Video of Trump used by Al Qaeda to recruit terrorist in Somalia

Donald J. Trump speaking during a campaign stop in Council Bluffs, Iowa, on Tuesday. Credit Nati Harnik/Associated Press
Donald J. Trump speaking during a campaign stop in Council Bluffs, Iowa, on Tuesday. Credit Nati Harnik/Associated Press

Al Qaeda’s branch in Somalia released a recruitment video on Friday that criticized racism and anti-Muslim sentiment in the United States and contained footage of the Republican presidential candidate Donald J. Trump announcing his proposal to bar Muslims from entering the country.

  •  The video, released by the militant group Shabab, appeared to be the first time that Mr. Trump was featured in jihadist recruitment material. During a Democratic presidential debate last month, Hillary Clinton said that Mr. Trump had been used in a recruitment video for the Islamic State, a claim that was later debunked.

Al Qaeda and the Islamic State are rival jihadist groups that compete for recruits and money among radicalized Muslims.

Representatives for the Trump campaign did not respond to requests for comment on Friday.

The video was part of a series dedicated to Somali-American jihadists from Minnesota and one Canadian who died on the battlefield in Somalia. The video was authenticated by the SITE Intelligence Group, which studies jihadist propaganda, and it appeared to be aimed at the African-American community.

Citing “historical injustices” against African-Americans, including police brutality and racial profiling, the video urged them to convert to Islam and engage in jihad at home or abroad.

In addition to footage of Mr. Trump, the video, which is 51 minutes long, included excerpts from speeches by Malcolm X and unnamed white supremacists, as well as footage of white police officers, African-Americans protesting police brutality and African-American men in prison. Some appeared to be performing Islamic prayers.

Using footage of Anwar al-Awlaki, an American member of a Qaeda affiliate who was killed in an American drone attack in 2011, the video also said the United States was gripped by a “malignant hatred” of Islam. It warned American Muslims that “there are ominous clouds gathering in your horizon.”

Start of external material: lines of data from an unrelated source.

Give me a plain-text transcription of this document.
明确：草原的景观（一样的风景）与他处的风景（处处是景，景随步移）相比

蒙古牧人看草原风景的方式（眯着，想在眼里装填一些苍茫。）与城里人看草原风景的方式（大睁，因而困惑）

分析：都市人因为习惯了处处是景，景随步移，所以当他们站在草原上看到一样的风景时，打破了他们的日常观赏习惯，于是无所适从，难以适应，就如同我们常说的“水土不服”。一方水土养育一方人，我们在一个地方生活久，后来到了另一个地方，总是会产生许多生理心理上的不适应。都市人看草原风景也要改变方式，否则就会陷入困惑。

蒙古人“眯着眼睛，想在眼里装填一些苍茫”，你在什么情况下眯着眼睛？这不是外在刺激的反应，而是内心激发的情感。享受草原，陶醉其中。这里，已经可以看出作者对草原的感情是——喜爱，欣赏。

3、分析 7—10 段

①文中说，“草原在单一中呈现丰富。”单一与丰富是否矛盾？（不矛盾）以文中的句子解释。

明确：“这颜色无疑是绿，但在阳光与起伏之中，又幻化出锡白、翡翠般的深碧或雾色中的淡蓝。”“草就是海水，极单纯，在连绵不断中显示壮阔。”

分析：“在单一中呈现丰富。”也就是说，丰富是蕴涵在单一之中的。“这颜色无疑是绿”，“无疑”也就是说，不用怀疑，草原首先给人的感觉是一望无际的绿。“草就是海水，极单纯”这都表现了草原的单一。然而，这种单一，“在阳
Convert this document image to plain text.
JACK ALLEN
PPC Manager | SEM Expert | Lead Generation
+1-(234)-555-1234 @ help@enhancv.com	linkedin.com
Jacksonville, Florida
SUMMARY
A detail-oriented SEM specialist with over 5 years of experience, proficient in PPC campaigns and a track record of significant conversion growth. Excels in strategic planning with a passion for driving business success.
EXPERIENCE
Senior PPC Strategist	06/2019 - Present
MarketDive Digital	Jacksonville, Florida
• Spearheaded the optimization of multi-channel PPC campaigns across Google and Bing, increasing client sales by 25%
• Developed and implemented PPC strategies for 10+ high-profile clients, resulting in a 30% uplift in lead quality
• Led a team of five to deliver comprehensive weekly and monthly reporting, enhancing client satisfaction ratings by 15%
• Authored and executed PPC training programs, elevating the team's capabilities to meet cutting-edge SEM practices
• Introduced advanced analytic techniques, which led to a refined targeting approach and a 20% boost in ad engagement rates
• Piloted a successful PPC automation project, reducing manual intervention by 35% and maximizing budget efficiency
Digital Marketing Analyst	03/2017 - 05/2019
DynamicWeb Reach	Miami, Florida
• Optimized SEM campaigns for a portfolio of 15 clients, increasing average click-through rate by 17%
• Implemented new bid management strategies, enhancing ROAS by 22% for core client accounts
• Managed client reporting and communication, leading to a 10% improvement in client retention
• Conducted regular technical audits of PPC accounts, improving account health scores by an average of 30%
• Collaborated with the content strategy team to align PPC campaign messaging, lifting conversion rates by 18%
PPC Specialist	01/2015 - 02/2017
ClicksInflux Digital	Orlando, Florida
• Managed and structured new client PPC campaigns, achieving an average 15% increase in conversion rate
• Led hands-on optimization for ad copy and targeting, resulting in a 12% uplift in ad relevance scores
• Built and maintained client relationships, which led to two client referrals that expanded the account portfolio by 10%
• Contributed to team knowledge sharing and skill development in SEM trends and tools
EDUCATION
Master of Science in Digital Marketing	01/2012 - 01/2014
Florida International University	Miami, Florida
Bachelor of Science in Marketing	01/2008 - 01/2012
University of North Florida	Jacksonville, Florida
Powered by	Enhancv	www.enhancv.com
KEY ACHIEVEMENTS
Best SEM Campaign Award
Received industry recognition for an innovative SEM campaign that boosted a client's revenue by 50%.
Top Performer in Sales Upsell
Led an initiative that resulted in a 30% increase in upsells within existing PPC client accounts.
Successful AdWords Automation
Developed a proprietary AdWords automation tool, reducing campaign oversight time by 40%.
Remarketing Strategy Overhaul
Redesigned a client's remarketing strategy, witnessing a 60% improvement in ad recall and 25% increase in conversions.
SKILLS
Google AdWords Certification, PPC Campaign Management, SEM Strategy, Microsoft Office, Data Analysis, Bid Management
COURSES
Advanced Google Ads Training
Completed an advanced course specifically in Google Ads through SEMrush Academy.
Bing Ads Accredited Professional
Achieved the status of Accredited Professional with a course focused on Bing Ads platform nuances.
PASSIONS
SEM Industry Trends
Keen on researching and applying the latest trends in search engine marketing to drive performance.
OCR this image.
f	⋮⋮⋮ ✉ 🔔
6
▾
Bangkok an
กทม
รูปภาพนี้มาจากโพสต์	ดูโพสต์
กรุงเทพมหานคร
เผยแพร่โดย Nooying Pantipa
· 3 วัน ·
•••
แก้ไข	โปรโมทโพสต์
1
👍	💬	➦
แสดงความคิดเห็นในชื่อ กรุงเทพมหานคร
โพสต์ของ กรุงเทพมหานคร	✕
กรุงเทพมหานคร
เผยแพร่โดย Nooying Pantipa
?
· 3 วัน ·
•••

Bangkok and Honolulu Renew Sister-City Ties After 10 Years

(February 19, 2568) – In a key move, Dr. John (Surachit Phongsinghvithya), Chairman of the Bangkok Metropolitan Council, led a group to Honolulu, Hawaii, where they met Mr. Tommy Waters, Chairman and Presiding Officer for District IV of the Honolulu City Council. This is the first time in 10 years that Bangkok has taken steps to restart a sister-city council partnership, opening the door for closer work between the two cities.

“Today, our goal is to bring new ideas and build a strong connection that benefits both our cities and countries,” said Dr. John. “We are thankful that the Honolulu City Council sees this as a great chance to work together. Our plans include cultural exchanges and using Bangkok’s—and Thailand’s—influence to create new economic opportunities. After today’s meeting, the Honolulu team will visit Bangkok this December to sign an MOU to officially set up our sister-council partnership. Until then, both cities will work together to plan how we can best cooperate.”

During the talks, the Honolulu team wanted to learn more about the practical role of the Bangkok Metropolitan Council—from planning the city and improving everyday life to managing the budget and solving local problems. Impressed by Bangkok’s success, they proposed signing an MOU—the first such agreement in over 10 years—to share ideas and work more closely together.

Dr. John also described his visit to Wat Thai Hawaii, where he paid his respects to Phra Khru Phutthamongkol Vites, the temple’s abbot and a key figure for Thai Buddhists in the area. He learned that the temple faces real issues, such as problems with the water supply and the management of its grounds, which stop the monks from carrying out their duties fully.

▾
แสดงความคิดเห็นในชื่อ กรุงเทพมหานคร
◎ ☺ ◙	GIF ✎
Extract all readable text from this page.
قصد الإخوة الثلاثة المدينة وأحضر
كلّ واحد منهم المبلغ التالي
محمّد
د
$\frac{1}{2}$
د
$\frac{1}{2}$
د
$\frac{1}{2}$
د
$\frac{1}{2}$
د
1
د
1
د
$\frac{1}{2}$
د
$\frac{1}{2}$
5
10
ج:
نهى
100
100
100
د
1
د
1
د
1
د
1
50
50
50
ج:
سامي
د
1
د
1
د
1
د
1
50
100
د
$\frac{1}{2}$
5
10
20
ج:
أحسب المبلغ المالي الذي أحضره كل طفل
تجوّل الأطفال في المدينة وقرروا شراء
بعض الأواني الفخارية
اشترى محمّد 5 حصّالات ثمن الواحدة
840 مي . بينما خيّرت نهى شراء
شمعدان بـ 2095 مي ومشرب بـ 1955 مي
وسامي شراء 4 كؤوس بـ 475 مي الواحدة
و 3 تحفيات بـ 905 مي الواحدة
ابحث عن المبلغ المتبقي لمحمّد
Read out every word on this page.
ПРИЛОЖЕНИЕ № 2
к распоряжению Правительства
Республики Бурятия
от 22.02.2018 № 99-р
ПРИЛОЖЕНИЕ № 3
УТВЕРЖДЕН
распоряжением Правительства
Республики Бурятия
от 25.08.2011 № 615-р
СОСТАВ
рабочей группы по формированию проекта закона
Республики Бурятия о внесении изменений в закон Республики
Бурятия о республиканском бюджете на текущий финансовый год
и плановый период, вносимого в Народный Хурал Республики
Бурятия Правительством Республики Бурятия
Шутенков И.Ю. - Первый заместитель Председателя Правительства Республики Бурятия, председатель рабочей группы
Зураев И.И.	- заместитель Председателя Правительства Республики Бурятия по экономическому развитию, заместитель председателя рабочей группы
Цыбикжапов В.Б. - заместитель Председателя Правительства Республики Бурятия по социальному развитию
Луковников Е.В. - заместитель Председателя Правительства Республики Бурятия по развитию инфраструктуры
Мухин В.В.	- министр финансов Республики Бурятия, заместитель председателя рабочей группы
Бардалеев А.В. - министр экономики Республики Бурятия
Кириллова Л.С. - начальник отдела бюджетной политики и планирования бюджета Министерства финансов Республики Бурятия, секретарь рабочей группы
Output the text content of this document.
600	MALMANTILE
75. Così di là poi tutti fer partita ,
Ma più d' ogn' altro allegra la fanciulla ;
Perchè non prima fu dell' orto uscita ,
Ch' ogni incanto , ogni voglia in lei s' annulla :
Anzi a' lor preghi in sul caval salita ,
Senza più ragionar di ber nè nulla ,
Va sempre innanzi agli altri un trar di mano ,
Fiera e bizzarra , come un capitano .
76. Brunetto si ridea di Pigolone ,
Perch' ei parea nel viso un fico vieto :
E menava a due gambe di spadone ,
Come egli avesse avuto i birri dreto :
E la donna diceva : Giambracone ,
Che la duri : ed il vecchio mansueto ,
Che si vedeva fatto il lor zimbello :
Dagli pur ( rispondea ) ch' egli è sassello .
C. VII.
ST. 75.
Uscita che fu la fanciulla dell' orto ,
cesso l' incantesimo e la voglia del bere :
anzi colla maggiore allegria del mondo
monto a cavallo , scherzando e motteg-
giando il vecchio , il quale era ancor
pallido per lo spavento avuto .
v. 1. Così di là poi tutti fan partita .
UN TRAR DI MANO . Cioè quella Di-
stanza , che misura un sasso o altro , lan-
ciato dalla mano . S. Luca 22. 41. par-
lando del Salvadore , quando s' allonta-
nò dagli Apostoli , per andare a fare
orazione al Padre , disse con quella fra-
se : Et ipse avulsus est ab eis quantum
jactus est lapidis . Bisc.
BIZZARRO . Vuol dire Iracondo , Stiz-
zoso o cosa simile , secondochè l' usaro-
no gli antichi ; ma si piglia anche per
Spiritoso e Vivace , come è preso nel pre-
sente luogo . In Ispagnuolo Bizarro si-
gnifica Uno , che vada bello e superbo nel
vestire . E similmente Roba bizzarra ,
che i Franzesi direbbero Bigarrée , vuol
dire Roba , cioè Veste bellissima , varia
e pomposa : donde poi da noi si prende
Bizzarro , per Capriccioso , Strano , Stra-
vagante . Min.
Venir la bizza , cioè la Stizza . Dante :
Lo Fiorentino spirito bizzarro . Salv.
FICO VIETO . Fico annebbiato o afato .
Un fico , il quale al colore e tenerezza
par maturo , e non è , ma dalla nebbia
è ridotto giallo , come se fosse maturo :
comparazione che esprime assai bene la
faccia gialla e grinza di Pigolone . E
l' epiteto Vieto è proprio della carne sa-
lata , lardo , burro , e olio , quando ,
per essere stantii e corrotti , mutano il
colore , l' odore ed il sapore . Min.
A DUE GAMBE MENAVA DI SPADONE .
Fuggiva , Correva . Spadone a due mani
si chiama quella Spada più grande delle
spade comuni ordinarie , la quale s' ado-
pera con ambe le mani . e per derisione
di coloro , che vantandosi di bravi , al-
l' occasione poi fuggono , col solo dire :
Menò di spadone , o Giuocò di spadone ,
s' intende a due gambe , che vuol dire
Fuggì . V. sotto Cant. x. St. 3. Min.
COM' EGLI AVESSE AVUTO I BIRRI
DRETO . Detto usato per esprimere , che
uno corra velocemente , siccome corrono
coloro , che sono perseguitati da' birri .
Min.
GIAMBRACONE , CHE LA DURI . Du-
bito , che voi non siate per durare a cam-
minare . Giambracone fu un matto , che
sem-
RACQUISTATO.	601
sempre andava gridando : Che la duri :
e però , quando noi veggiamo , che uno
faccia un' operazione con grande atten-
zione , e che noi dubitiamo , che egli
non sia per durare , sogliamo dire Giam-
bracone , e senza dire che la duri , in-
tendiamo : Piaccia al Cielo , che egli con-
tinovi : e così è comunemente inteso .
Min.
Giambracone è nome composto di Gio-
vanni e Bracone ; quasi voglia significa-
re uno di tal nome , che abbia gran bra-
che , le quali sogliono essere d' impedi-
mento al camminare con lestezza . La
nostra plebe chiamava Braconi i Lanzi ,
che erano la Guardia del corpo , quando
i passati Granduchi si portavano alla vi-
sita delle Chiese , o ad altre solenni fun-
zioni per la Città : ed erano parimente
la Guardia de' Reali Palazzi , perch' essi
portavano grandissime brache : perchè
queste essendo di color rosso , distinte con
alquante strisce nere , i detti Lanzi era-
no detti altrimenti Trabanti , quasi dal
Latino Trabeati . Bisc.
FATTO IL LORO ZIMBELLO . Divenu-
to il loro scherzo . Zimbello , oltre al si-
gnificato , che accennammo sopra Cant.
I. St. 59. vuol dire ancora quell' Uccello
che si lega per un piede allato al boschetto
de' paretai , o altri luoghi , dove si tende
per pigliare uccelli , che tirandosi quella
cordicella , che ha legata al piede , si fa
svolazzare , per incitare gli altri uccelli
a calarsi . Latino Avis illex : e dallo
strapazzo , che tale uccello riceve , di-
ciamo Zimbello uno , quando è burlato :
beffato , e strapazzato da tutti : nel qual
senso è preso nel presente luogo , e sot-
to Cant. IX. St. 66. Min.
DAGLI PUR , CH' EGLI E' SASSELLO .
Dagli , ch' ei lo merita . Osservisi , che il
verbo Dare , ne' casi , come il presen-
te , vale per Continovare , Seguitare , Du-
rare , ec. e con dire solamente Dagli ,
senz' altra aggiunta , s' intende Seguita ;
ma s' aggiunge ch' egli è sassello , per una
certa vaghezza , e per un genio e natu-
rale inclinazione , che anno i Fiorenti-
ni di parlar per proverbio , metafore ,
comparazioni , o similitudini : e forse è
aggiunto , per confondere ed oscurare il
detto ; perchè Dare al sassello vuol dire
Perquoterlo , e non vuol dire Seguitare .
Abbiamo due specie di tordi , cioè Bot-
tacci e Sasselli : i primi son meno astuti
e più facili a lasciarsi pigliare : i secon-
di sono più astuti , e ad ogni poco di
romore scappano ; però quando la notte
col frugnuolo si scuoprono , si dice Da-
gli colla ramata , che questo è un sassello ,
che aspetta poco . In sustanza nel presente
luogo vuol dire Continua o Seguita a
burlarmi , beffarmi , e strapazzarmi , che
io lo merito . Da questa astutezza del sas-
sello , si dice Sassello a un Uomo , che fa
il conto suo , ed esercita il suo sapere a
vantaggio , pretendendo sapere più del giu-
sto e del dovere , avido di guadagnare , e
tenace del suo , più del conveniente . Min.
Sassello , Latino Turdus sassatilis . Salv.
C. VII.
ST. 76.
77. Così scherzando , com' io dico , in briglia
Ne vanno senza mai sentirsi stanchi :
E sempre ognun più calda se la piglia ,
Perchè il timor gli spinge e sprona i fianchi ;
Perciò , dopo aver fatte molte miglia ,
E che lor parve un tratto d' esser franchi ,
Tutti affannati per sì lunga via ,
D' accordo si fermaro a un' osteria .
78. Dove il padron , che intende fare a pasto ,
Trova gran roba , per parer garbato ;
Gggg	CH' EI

“Yesterday, America was a land of slavery, segregation, lynching and Ku Klux Klan, and tomorrow, it will be a land of religious discrimination and concentration camps,” Mr. Awlaki said in the previously recorded footage.

The video includes footage of Mr. Trump in front of a poster with his campaign slogan, “Make America Great Again.”

“So remember this, so listen, Donald J. Trump is calling for a total and complete shutdown of Muslims entering the United States until our country’s representatives can figure out what the hell is going on,” Mr. Trump said.

Mr. Awlaki then reappeared on the video.

“The West will eventually turn against its Muslim citizens,” he said, jabbing his finger toward the camera. Only two choices remained for Muslims in the United States, he said.

“You either leave or you fight,” he said. “You leave and live among Muslims, or you stay behind and follow the example of Nidal Hasan and others who fulfilled their duty of fighting for Allah’s cause.”

Maj. Nidal Malik Hasan was an Army psychiatrist who staged a one-man attack at Fort Hood in Killeen, Tex., in November 2009, killing 13 people and wounding more than 30 others. He once attended a mosque in Virginia where Mr. Awlaki had preached and exchanged messages with him before committing his attack.

Al Qaeda is in many ways the parent organization of the Islamic State, which split from the group over differences in strategy in the war in Syria. The two groups now compete for influence among radicalized Muslims, a competition that the Islamic State has dominated in recent years.

That contest has played out in acts of spectacular violence around the world. Analysts have said that recent terrorist attacks in Paris and Mali have been partly driven by the desire of one group to outdo the other.